# BA5b: Diagnostics and Transformations for Predictive Modeling

This notebook builds on BA5 and BA5a to evaluate whether the **assumptions of linear regression** are met and explore **transformations** to improve model performance and validity.

Topics covered:
- Residual analysis
- Detecting skewness in predictors and response
- Applying transformations (log, sqrt)
- Checking multicollinearity (VIF)


## 1. Load and Prepare Data

Same dataset from BA5. We'll fit a linear regression model and perform diagnostics on it.


In [None]:
import pandas as pd
from sklearn.model_selection import train_test_split

housing_df = pd.read_csv("/mnt/data/WestRoxbury.csv")
housing_df = housing_df.drop(columns=["TAX"])
housing_df = pd.get_dummies(housing_df, columns=["REMODEL"], drop_first=True)
housing_df["FLOORS"] = housing_df["FLOORS"].replace(15, 1.5)
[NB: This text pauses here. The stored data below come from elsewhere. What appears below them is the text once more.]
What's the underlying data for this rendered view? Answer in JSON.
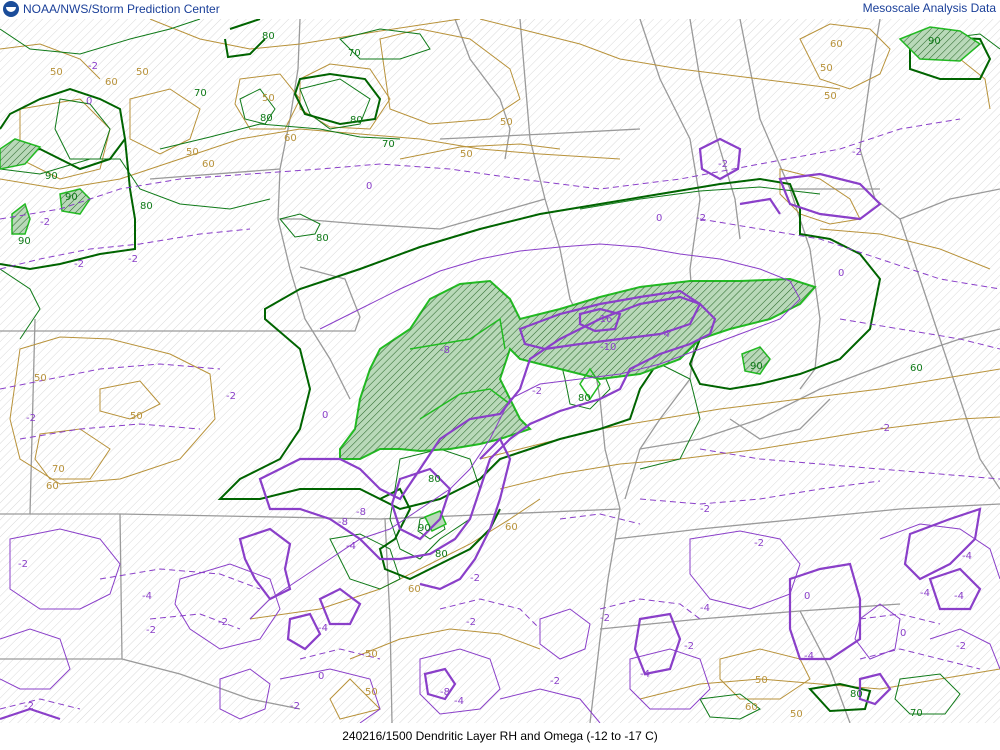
{
  "header": {
    "org_text": "NOAA/NWS/Storm Prediction Center",
    "product_text": "Mesoscale Analysis Data",
    "logo_icon": "noaa-logo-icon"
  },
  "caption": "240216/1500 Dendritic Layer RH and Omega (-12 to -17 C)",
  "map_labels": {
    "rh_green": [
      "70",
      "80",
      "70",
      "80",
      "90",
      "80",
      "70",
      "80",
      "90",
      "80",
      "60",
      "90",
      "80",
      "80",
      "90",
      "70",
      "80",
      "80",
      "90",
      "90"
    ],
    "rh_tan": [
      "50",
      "60",
      "50",
      "60",
      "50",
      "60",
      "50",
      "50",
      "50",
      "50",
      "50",
      "50",
      "60",
      "60",
      "50",
      "60",
      "60",
      "50",
      "50",
      "60",
      "70",
      "50",
      "50"
    ],
    "omega_purple": [
      "-2",
      "0",
      "0",
      "-2",
      "-2",
      "-2",
      "0",
      "-2",
      "0",
      "-8",
      "-16",
      "-10",
      "-4",
      "-2",
      "0",
      "-2",
      "-8",
      "-4",
      "-2",
      "-4",
      "-2",
      "-2",
      "-2",
      "-4",
      "-2",
      "-2",
      "-4",
      "-8",
      "-4",
      "-8",
      "-2",
      "-2",
      "-4",
      "0",
      "-4",
      "-4",
      "-4",
      "0",
      "-4",
      "-2",
      "-2",
      "-2",
      "-2",
      "0",
      "-2",
      "-2",
      "-2",
      "-2",
      "-2"
    ]
  },
  "colors": {
    "background": "#ffffff",
    "hatch": "#c9c9c9",
    "state_lines": "#9a9a9a",
    "rh_green": "#0f7a18",
    "rh_dark_green": "#006400",
    "rh_bright_green": "#22bb22",
    "rh_fill": "#b9d9b9",
    "rh_tan": "#b8923a",
    "omega_purple": "#8a3fc9",
    "omega_dark": "#6a1aa6",
    "header_text": "#1a3f99",
    "caption_text": "#000000"
  }
}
X = housing_df.drop(columns=["TOTAL_VALUE"])
y = housing_df["TOTAL_VALUE"]
train_X, valid_X, train_y, valid_y = train_test_split(X, y, test_size=0.4, random_state=1)


## 2. Fit the Linear Model and View Residuals


In [None]:
from sklearn.linear_model import LinearRegression
import numpy as np
from sklearn.metrics import mean_squared_error

model = LinearRegression()
model.fit(train_X, train_y)
pred_y = model.predict(valid_X)
residuals = valid_y - pred_y


## 3. Residual Plot

A good model will have residuals that are **randomly scattered** around zero.


In [None]:
import matplotlib.pyplot as plt

plt.scatter(pred_y, residuals)
plt.axhline(y=0, color='r', linestyle='--')
plt.xlabel("Predicted")
plt.ylabel("Residuals")
plt.title("Residual Plot")
plt.show()


## 4. Check for Skewness in Target Variable

Heavily skewed response variables can distort model estimates.


In [None]:
import seaborn as sns
sns.histplot(train_y, kde=True)


## 5. Apply Log Transformation to Target and Refit Model

Let’s try modeling `log(TOTAL_VALUE)` instead of `TOTAL_VALUE`.


In [None]:
log_train_y = np.log(train_y)
log_valid_y = np.log(valid_y)

log_model = LinearRegression()
log_model.fit(train_X, log_train_y)
log_pred = log_model.predict(valid_X)

# Convert back to original scale
reverted_pred = np.exp(log_pred)
log_rmse = np.sqrt(mean_squared_error(valid_y, reverted_pred))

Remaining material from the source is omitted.